Joe works in a maze. Unfortunately, portions of the maze have caught on fire, and the owner of the maze neglected to create a fire escape plan. Help Joe escape the maze. Given Joe’s location in the maze and which squares of the maze are on fire, you must determine whether Joe can exit the maze before the fire reaches him, and how fast he can do it. Joe and the fire each move one square per minute, vertically or horizontally (not diagonally).
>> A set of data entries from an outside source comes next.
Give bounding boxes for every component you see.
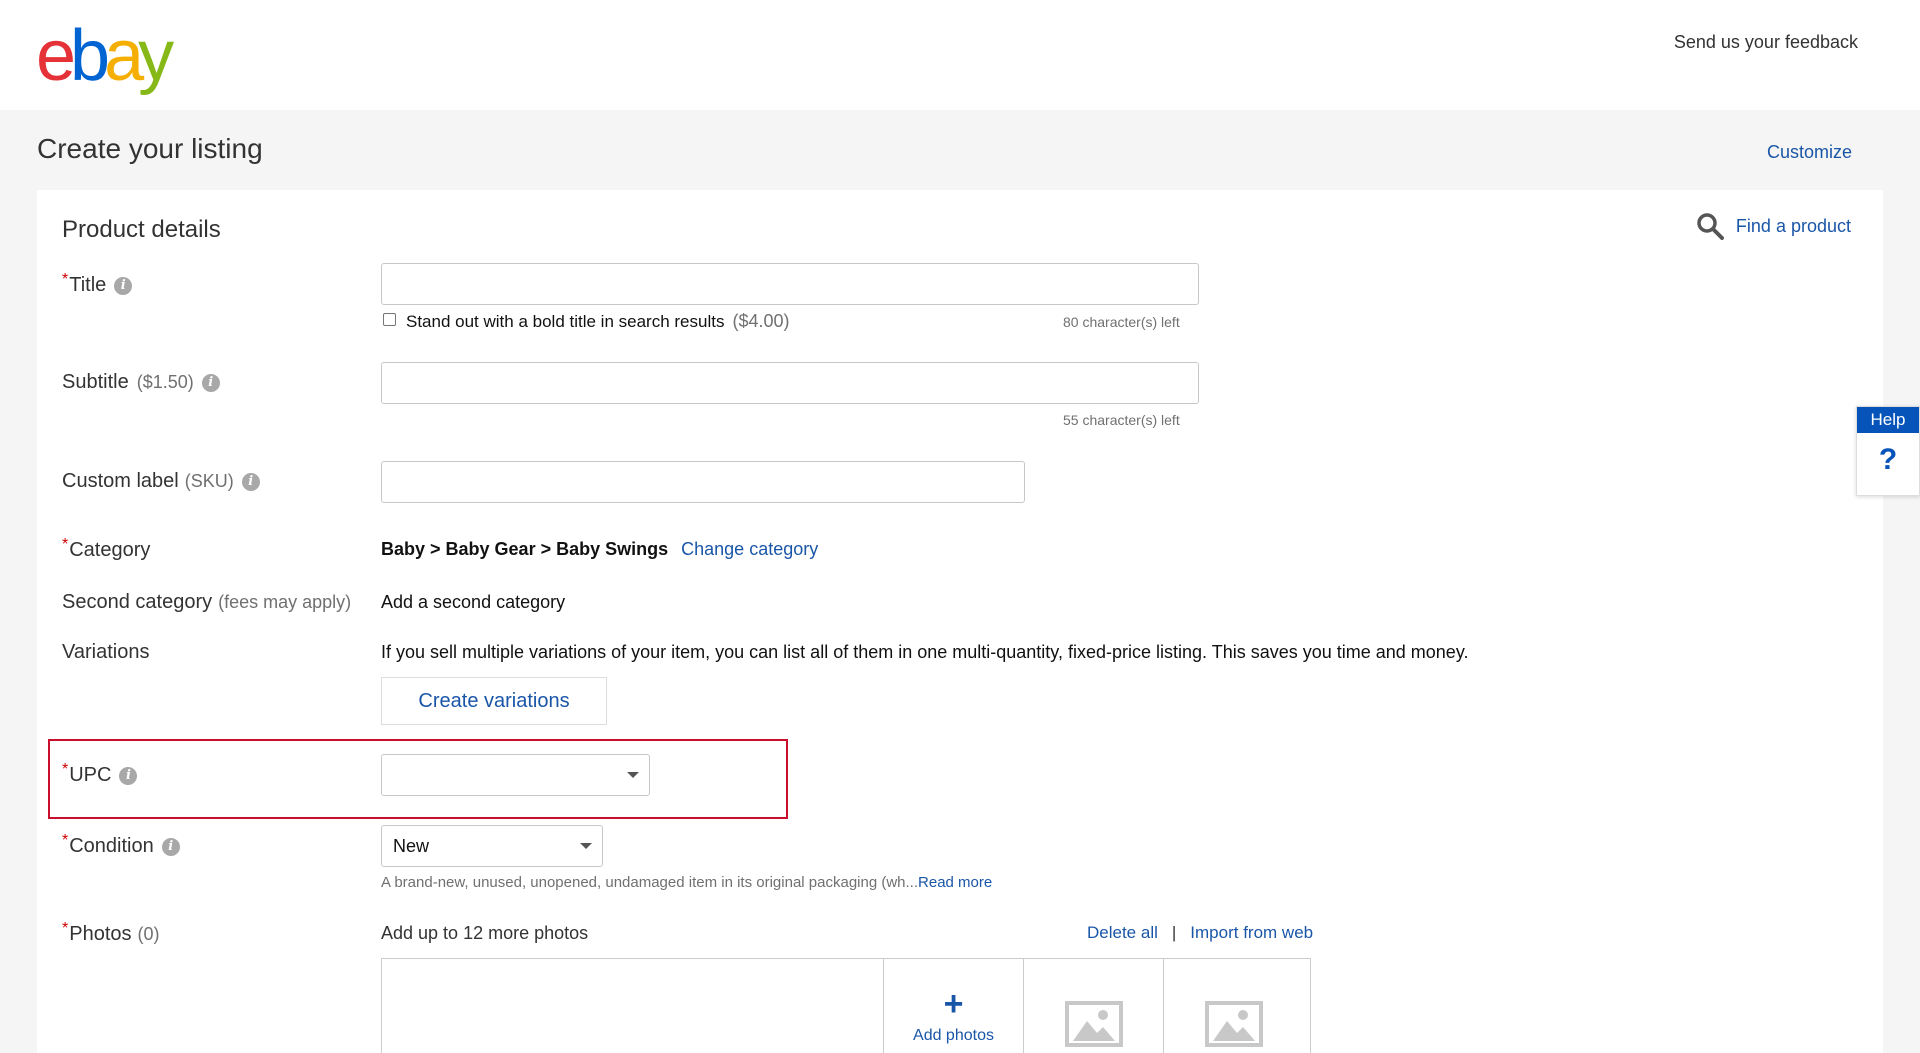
search-icon — [1697, 213, 1724, 240]
delete-all-link[interactable]: Delete all — [1087, 923, 1158, 943]
subtitle-input[interactable] — [381, 362, 1199, 404]
add-photos-label: Add photos — [913, 1027, 994, 1044]
photos-hint: Add up to 12 more photos — [381, 923, 589, 943]
site-header: ebay Send us your feedback — [0, 0, 1920, 110]
bold-title-price: ($4.00) — [732, 311, 790, 331]
bold-title-checkbox[interactable] — [383, 313, 396, 326]
photo-upload-area[interactable]: + Add photos — [381, 958, 1311, 1053]
section-title: Product details — [62, 216, 221, 243]
photos-label: * Photos (0) — [62, 919, 160, 946]
sku-input[interactable] — [381, 461, 1025, 503]
photo-slot[interactable] — [1163, 959, 1303, 1053]
import-from-web-link[interactable]: Import from web — [1190, 923, 1313, 943]
title-chars-left: 80 character(s) left — [1063, 314, 1180, 330]
required-mark: * — [62, 535, 69, 553]
find-product-label: Find a product — [1735, 215, 1851, 236]
bold-title-option[interactable]: Stand out with a bold title in search re… — [383, 311, 790, 332]
customize-link[interactable]: Customize — [1767, 142, 1852, 163]
ebay-logo[interactable]: ebay — [36, 20, 174, 92]
category-label: * Category — [62, 535, 151, 562]
find-product-link[interactable]: Find a product — [1696, 212, 1851, 240]
custom-label-label: Custom label (SKU) i — [62, 470, 260, 493]
read-more-link[interactable]: Read more — [918, 874, 992, 891]
chevron-down-icon — [627, 772, 639, 778]
photo-actions: Delete all | Import from web — [1087, 923, 1313, 943]
condition-description: A brand-new, unused, unopened, undamaged… — [381, 874, 993, 891]
title-input[interactable] — [381, 263, 1199, 305]
help-question-icon: ? — [1878, 443, 1898, 476]
condition-value: New — [393, 835, 430, 856]
product-details-panel: Product details Find a product * Title i… — [37, 190, 1883, 1053]
condition-label: * Condition i — [62, 831, 180, 858]
image-placeholder-icon — [1204, 1001, 1263, 1047]
chevron-down-icon — [580, 843, 592, 849]
feedback-link[interactable]: Send us your feedback — [1674, 32, 1858, 53]
info-icon[interactable]: i — [119, 766, 138, 785]
bold-title-label: Stand out with a bold title in search re… — [406, 311, 725, 331]
change-category-link[interactable]: Change category — [681, 539, 818, 559]
upc-dropdown[interactable] — [381, 754, 650, 796]
help-widget[interactable]: Help ? — [1856, 406, 1920, 496]
help-label: Help — [1857, 407, 1919, 433]
required-mark: * — [62, 919, 69, 937]
variations-description: If you sell multiple variations of your … — [381, 642, 1469, 662]
upc-label: * UPC i — [62, 760, 138, 787]
second-category-label: Second category (fees may apply) — [62, 591, 352, 613]
info-icon[interactable]: i — [114, 276, 133, 295]
subtitle-label: Subtitle ($1.50) i — [62, 371, 220, 394]
image-placeholder-icon — [1064, 1001, 1123, 1047]
subtitle-chars-left: 55 character(s) left — [1063, 412, 1180, 428]
add-photos-button[interactable]: + Add photos — [883, 959, 1023, 1053]
create-variations-button[interactable]: Create variations — [381, 677, 607, 725]
info-icon[interactable]: i — [161, 837, 180, 856]
category-path: Baby > Baby Gear > Baby Swings Change ca… — [381, 539, 819, 559]
page-title: Create your listing — [37, 133, 263, 164]
separator: | — [1171, 923, 1177, 942]
add-second-category-link[interactable]: Add a second category — [381, 592, 565, 613]
title-label: * Title i — [62, 270, 133, 297]
required-mark: * — [62, 760, 69, 778]
required-mark: * — [62, 270, 69, 288]
plus-icon: + — [943, 985, 964, 1023]
variations-label: Variations — [62, 641, 150, 663]
condition-dropdown[interactable]: New — [381, 825, 603, 867]
info-icon[interactable]: i — [201, 373, 220, 392]
photo-slot[interactable] — [1023, 959, 1163, 1053]
required-mark: * — [62, 831, 69, 849]
info-icon[interactable]: i — [241, 472, 260, 491]
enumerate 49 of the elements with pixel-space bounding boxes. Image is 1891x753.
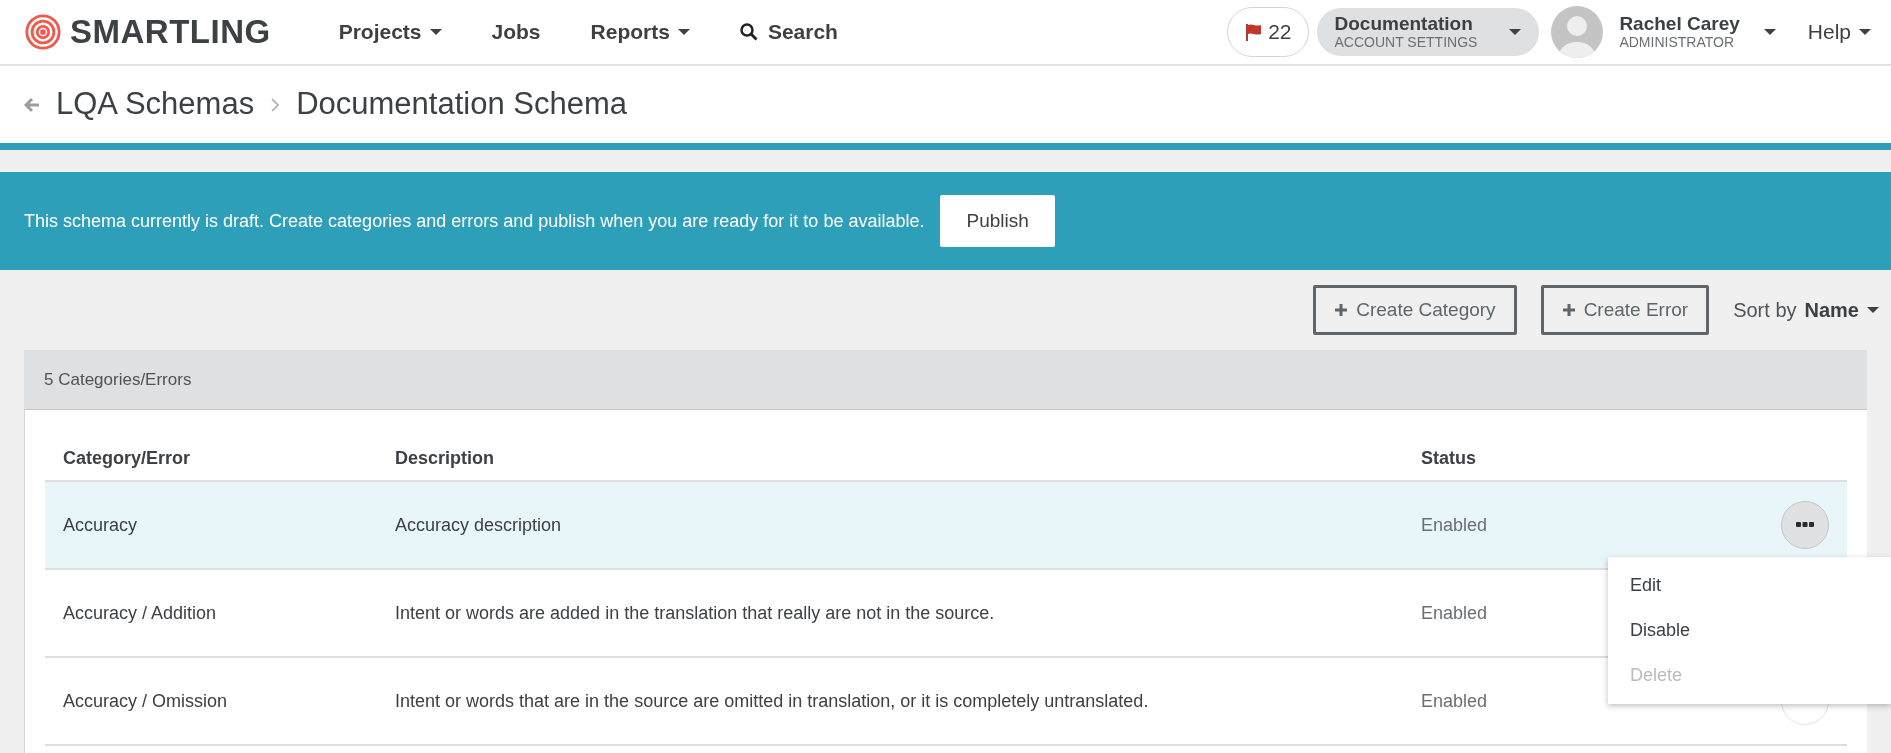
panel-title: 5 Categories/Errors: [44, 368, 192, 391]
caret-icon: [1509, 29, 1522, 35]
table-cell: Accuracy / Addition: [63, 602, 217, 623]
column-header: Status: [1421, 447, 1477, 470]
plus-icon: [1561, 303, 1576, 317]
table-cell: Accuracy: [63, 514, 138, 535]
logo-icon: [24, 13, 62, 51]
user-name: Rachel Carey: [1619, 13, 1740, 35]
more-button[interactable]: [1781, 501, 1829, 549]
notifications-button[interactable]: 22: [1227, 7, 1309, 57]
brand-name: SMARTLING: [70, 12, 271, 53]
status-cell-text: Enabled: [1421, 601, 1488, 625]
column-header: Description: [395, 447, 496, 470]
breadcrumb-item[interactable]: LQA Schemas: [56, 81, 255, 128]
caret-icon: [1763, 29, 1776, 35]
avatar-icon[interactable]: [1551, 6, 1604, 58]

The fire spreads all four directions from each square that is on fire. Joe may exit the maze from any square that borders the edge of the maze. Neither Joe nor the fire may enter a square that is occupied by a wall. Input The first line of input contains a single integer, the number of test cases to follow. The first line of each test case contains the two integers R and C, separated by spaces, with 1 ≤ R, C ≤ 1000. The following R lines of the test case each contain one row of the maze. Each of these lines contains exactly C characters, and each of these characters is one of: • #, a wall • ., a passable square • J, Joe’s initial position in the maze, which is a passable square • F, a square that is on fire There will be exactly one J in each test case. Output For each test case, output a single line containing ‘IMPOSSIBLE’ if Joe cannot exit the maze before the fire reaches him, or an integer giving the earliest time Joe can safely exit the maze, in minutes.
Sample Input
2
4 4
####
#JF#
#..#
#..#
3 3
###
#J.
#.F
Sample Output
3
IMPOSSIBLE
思路:先把火push进队列里让其先跑之后再跑开始终点,当跑的输出ac
代码:
#include<iostream>
#include<cstring>
#include<queue>
using namespace std;
struct node{
int x,y,step,tt;
node(){
}
node(int xx,int yy,int sstep,int ttt):x(xx),y(yy),step(sstep),tt(ttt){
}
};
queue<node>A;int n,m;
char map1[1009][1009];int book[1009][1009],book1[1009][1009];
const int rr[4][2]={1,0,0,1,-1,0,0,-1};
int bfs(int x,int y,int step)
{
A.push(node(x,y,step,1));
while(!A.empty())
{
node u = A.front();
A.pop();
for(int i = 0;i < 4;++i)
{
int xx = u.x + rr[i][0];
int yy = u.y + rr[i][1];
int ss = u.step + 1;
if((xx < 1 || xx > n || yy < 1 || yy > m )&& u.tt == 1)
{
return ss;//跑到ac
}
if(xx < 1 || xx > n || yy < 1 || yy > m)
{
continue;
}
if(book[xx][yy] == 1 || map1[xx][yy] == '#')
{
continue;
}
book[xx][yy] = 1;
A.push(node(xx,yy,ss,u.tt));
}
}
return -1;
}
int main()
{
int t;int xstart,ystart;
scanf("%d",&t);
while(t--)
{
memset(map1,0,sizeof(map1));
memset(book,0,sizeof(book));
scanf("%d%d",&n,&m);string a;
for(int i = 1;i<=n;++i)
{
cin>>a;
for(int j = 1; j <= m;++j)
{
map1[i][j] = a[j-1];
if(map1[i][j] == 'F')
{
book[i][j] = 1;
A.push(node(i,j,0,0));//先跑puah火
}
if(map1[i][j] == 'J')
{
xstart = i;
ystart = j;
}
}
}
book[xstart][ystart] = 1;
int gg = bfs(xstart,ystart,0);后跑
if(gg == -1)
{
printf("IMPOSSIBLE\n");
}
else{
printf("%d\n",gg);
}
while(!A.empty())
{
A.pop();
}
}
return 0;
}